I’ve no complaints about the robot’s behavior or how well it cleaned when it worked. I didn’t go into any details about its cleaning abilities in this review. It filled the dust bin every time I put it on, so it most certainly got that part right! Like any robotic vacuum, I expected it to miss some spots occasionally and then revisit them on its next run. However, I was much more concerned about its ability to get around after watching the D3 spend 20 minutes skitting back and forth widthwise in a 6 ㎡ hallway like a distressed squirrel … .

I probably received a defective unit. I mean, they can’t all be as problematic as the one I got? Reviews from the major tech and review websites are all mostly favorable; although most of them reviewed the more expensive BotVac D5 and not the cheaper D3 model.

I’m saying got in the past tense, as I returned my Neato BotVac D3 to the store after just a few days. It didn’t perform as advertised and was unable to reliably clean even one 20 ㎡ room. My old Samsung NaviBot did a better job at navigating around my apartment than the BotVac D3 even after the NaviBot’s sensors had begun giving out!

As mentioned throughout this review, I’ve had several interactions with Neato support staff in multiple languages about the problems I’ve experienced. I found Neato’s support staff unwilling to move past their scripted responses to any problem. The nail in the coffin for my D3 was that whenever I suggested that I might have received a defective unit, they ignored the remark or simply changed the topic.

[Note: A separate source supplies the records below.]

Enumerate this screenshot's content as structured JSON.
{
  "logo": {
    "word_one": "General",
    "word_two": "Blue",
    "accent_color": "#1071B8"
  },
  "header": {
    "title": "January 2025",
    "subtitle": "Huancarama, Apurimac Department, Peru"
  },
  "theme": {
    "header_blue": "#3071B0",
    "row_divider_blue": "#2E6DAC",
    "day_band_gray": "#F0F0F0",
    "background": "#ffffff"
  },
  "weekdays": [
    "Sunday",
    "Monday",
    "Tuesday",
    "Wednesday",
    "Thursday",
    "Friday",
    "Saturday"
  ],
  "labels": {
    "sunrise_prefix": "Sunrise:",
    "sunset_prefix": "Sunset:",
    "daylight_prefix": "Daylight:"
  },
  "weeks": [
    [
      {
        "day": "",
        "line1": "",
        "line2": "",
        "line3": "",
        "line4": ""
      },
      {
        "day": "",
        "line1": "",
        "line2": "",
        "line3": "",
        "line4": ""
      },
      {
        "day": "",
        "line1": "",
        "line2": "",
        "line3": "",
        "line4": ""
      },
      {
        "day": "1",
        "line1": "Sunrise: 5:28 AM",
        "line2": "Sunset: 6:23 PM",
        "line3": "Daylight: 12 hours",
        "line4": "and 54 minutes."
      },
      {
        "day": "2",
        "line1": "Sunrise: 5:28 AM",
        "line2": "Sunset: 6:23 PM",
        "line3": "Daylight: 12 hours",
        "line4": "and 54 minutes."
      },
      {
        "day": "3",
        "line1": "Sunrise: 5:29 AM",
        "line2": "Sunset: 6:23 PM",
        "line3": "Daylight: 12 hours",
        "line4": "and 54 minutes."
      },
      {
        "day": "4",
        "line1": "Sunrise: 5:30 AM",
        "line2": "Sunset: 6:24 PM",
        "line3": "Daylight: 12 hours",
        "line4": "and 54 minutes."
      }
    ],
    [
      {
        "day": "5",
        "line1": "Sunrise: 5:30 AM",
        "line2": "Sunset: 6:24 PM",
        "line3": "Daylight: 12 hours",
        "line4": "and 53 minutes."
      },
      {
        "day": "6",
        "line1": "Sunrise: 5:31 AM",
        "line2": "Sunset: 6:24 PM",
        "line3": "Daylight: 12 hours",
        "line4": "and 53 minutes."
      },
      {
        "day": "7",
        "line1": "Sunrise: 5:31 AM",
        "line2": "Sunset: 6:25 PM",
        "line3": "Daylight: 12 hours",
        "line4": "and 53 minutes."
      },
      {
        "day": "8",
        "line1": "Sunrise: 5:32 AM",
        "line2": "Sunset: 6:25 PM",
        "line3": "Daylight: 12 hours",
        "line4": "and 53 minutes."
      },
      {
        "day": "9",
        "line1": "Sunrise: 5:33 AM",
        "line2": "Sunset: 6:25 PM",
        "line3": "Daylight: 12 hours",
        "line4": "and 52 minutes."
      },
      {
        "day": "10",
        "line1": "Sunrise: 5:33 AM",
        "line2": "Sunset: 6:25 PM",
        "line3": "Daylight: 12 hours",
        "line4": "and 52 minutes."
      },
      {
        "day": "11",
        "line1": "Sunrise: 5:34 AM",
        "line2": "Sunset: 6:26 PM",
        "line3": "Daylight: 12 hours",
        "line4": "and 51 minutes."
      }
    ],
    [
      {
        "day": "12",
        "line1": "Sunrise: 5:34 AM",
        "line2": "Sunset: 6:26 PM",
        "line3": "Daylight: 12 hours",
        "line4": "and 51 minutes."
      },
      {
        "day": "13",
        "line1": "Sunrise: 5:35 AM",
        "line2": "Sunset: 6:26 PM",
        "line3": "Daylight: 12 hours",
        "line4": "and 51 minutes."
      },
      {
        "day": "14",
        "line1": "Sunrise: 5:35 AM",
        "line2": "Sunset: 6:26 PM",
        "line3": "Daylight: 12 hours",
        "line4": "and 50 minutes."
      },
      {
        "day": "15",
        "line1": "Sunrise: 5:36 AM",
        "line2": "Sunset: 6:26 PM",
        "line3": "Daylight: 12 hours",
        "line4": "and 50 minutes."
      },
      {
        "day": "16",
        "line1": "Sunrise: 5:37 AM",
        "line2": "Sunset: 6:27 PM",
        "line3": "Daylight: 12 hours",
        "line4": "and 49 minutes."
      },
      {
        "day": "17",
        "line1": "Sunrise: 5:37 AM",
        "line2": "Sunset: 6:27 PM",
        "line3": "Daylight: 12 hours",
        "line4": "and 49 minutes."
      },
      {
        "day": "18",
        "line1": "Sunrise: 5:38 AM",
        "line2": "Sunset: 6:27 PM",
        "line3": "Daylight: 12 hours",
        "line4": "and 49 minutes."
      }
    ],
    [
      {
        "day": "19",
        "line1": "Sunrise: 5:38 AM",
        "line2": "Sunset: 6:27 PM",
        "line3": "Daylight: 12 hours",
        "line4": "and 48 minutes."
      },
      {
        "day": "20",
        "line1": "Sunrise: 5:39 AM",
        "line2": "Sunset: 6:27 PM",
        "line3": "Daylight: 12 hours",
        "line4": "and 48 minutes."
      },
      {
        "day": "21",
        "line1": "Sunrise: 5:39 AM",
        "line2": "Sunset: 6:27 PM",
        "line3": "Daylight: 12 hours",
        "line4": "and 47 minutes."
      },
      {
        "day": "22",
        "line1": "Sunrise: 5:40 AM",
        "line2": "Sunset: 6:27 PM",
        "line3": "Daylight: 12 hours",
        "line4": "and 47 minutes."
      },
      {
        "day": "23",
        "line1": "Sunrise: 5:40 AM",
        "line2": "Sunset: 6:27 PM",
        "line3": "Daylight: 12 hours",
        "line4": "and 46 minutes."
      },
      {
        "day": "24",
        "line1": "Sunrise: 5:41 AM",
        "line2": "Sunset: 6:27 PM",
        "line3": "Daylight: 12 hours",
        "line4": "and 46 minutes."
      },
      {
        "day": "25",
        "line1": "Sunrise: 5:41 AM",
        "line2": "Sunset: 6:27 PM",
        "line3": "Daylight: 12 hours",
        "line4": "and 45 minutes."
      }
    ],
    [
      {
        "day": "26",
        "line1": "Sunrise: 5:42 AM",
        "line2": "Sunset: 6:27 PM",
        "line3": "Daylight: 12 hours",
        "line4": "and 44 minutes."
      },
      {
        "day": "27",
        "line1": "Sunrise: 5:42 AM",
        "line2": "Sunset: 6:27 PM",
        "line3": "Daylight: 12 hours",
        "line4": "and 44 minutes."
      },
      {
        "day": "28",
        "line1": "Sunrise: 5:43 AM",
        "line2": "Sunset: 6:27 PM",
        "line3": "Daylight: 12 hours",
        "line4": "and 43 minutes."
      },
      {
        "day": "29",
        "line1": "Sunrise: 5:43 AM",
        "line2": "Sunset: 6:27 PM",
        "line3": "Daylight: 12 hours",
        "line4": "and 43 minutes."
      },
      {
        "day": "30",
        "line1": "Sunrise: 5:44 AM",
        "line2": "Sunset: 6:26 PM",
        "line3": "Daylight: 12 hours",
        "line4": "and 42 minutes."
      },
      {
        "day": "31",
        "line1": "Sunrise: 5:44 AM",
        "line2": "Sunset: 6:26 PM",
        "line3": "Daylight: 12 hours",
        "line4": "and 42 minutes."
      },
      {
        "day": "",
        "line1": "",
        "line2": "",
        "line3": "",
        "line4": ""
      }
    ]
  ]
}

I got the impression they were instructed to never acknowledge that there could be a fault with the shipped unit. Their vague suggestions of a firmware update that would fix the problems, not that there was any problem, coming at some indeterminate time in the future (three months was suggested but no firm date committed to) didn’t make me feel any better about the robot’s performance. As a cleaning tool, it proved itself to be entirely unreliable as it needed manual intervention with every cleaning cycle.

Neato support did eventually suggest I investigate electromagnetic interference, which turns out not to have been a problem, and to record videos to help them debug the problem. Unfortunately, I felt this was too expensive of an appliance to be beta testing for Neato. I expect my coffee makers and vacuum cleaners to just work.

I can’t recommend this product at this time, based on my own experiences with what was possibly a defective unit. If you look around the web, you’ll find nothing but positive reviews like I did. However, if you skim through forums, comments on reviews, and product reviews on Amazon and other stores you start seeing more mixed experiences including mentions of some of the same problems that I’ve mentioned in this review.

I’ll be looking for a different vacuuming companion as Neato BotVac D3 simply didn’t do its job as advertised.